Eight months later he applied to the bank again. His overall business hadn’t changed much, but his timing had. This time his cash flow was at a high point. He presented a sound business plan supported by historical monthly financial statements and realistic projections. The bank approved a $200,000 line of credit for his business.

Timing does make a difference. So, plan ahead. Anticipate your funding needs, position your business, and apply for financing at the opportune time.


You only get one chance to make a first impression. Find out ahead of time what financial information and documents the lender requires. Put together a financial package and have it ready at the time you apply for a loan.

A point to keep in mind—a loan officer usually doesn’t approve a loan request. A loan application is reviewed and approved by a credit officer or credit committee. When they receive a loan request with all necessary documentation, it expedites the process and says you know how the game is played. That goes a long way!


To communicate effectively with a lender, you need to speak their language. And their language is finance. When you do, they will be more receptive to what you have to say.

Like it or not, lenders (and investors) judge you as a business owner. In their minds, business is about making a profit and producing strong financial results. When you speak their language and have command of your numbers, lenders are more inclined to believe you can make that happen.


Finally, a word of caution. There should be no commingling of money or assets. Keep your business accounts separate from your personal ones. If you don’t, it will be difficult to get a business loan. The request for financing will be treated as a personal loan.

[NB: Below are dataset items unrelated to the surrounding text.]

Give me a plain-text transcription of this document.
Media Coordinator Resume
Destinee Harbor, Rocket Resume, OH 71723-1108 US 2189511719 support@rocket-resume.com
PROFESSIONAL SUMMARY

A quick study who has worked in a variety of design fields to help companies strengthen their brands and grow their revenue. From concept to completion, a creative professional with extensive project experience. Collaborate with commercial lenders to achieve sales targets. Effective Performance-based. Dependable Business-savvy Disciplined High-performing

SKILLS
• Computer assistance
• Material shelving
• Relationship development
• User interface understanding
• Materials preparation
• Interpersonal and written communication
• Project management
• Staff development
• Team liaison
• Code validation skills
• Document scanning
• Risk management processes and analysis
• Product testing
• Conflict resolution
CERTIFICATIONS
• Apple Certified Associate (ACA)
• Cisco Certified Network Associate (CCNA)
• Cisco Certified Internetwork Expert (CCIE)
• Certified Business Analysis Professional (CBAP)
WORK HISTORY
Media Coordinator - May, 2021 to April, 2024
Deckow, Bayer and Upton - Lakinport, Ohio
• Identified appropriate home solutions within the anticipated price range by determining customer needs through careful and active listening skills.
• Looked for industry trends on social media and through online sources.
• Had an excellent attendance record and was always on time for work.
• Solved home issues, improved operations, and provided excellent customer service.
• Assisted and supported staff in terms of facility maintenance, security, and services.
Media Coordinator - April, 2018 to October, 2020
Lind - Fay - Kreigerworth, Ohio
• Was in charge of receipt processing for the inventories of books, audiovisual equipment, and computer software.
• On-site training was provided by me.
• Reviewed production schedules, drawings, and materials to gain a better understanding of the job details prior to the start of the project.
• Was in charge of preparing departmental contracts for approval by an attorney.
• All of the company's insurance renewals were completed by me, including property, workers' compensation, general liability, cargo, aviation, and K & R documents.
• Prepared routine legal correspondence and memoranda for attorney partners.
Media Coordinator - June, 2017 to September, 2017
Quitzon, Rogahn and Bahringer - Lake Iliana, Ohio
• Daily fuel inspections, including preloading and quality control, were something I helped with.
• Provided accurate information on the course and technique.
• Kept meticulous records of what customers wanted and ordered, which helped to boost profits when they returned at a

Lenders see commingling as a red flag. They assume a business owner is using the business as a “personal piggy bank” and may pay personal expenses before repaying the loan. So, don’t do it!


Understanding your numbers and learning to “talk the talk” doesn’t happen overnight. But you would be amazed how quickly you can pick these skills up and how easy it is to do so. The important thing is to be aware of what’s happening financially in your business.

Financial awareness doesn’t just help you get financing. It’s also instrumental in helping you make better business decisions, maximize cash, plan strategically, and reach your goals faster. It puts you on top of your game.